Illinois lawmakers failed Friday night to approve a bill to legalize gay marriage, but the bill’s sponsor pledged to bring it back for passage at the end of the year.
The 60 votes were not there for the Religious Freedom and Marriage Fairness Act, also known as SB 10, so Democrat leaders of the Illinois House of Representatives did not bring it up.
Several colleagues said “they could not cast a vote on this bill today,” said State Rep. Greg Harris, the bill’s lead sponsor.
“I have never been sadder to accept such a request,” he said tearfully, but they asked for time to go back to their districts, talk to constituents and return in November to support the bill.
“We will be back and we will be voting on this bill, in this legislature,” Mr. Harris said.
Friday was the last day when the gay-marriage bill could be passed in the regular session.
The measure can be revived in November in what is known as a “veto session,” but 71 House votes are needed to pass a bill in that session.

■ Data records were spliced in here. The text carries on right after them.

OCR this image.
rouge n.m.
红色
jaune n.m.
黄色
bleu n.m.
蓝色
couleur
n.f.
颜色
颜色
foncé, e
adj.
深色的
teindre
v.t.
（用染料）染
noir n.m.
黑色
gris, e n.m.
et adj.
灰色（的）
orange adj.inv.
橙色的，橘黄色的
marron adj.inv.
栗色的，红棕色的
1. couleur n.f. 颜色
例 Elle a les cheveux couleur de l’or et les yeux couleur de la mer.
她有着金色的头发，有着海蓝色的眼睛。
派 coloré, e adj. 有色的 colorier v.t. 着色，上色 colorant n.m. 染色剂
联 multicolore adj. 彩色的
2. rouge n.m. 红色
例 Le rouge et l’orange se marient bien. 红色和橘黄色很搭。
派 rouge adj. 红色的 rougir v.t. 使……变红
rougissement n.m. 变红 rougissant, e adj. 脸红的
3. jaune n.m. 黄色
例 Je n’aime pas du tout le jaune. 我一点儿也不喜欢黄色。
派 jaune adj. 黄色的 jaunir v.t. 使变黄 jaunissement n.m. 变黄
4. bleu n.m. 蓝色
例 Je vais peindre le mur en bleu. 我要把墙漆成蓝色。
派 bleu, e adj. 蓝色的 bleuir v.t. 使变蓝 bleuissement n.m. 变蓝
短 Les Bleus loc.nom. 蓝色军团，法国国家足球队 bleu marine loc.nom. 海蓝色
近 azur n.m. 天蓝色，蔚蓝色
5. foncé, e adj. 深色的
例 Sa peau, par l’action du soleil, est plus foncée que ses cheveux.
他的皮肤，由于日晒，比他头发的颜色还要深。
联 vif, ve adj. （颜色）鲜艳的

“In a liberal state like Illinois, this is a truly remarkable victory,” said Laurie Higgins of the Illinois Family Institute, one of the groups that opposed the “genderless marriage” bill.
Gay-rights supporters were outraged that a Democrat-led state would fail to pass a marriage bill, but promised to keep up the pressure until it was passed.
Bernard Cherkasov, chief executive of Equality Illinois, called the turn of events “disgraceful,” but took heart that three other states — Rhode Island, Delaware and Minnesota – moved marriage equality through their chambers this year. “This proves that our country is moving towards the right side of history, and quickly,” he said.
The gay-marriage bill had sailed through the Illinois Senate on Valentine’s Day, and was expected to do the same in the Illinois House.
But a group of black pastors, called the African American Clergy Coalition, which was aligned with Catholic and other religious and traditional values groups, stood against the bill. Chicago pastors in particular warned black lawmakers that they would not be invited to speak in their churches if they failed to protect the biblical view of marriage.
The Catholic Conference of Illinois said that it was “profoundly grateful” that Illinois House lawmakers “listened to their constituents and declined to consider legislation that would redefine marriage in Illinois.”
The church said it would continue to advocate “for what is right and just, while serving the needs of our community to the very best of our ability,” including showing respect and pastoral concern “for our brothers and sisters who have same-sex attraction.”
“This is a great victory for our allies and supporters, as well as Illinois families who have worked tirelessly with us to preserve marriage in Illinois,” said Brian Brown of the National Organization for Marriage.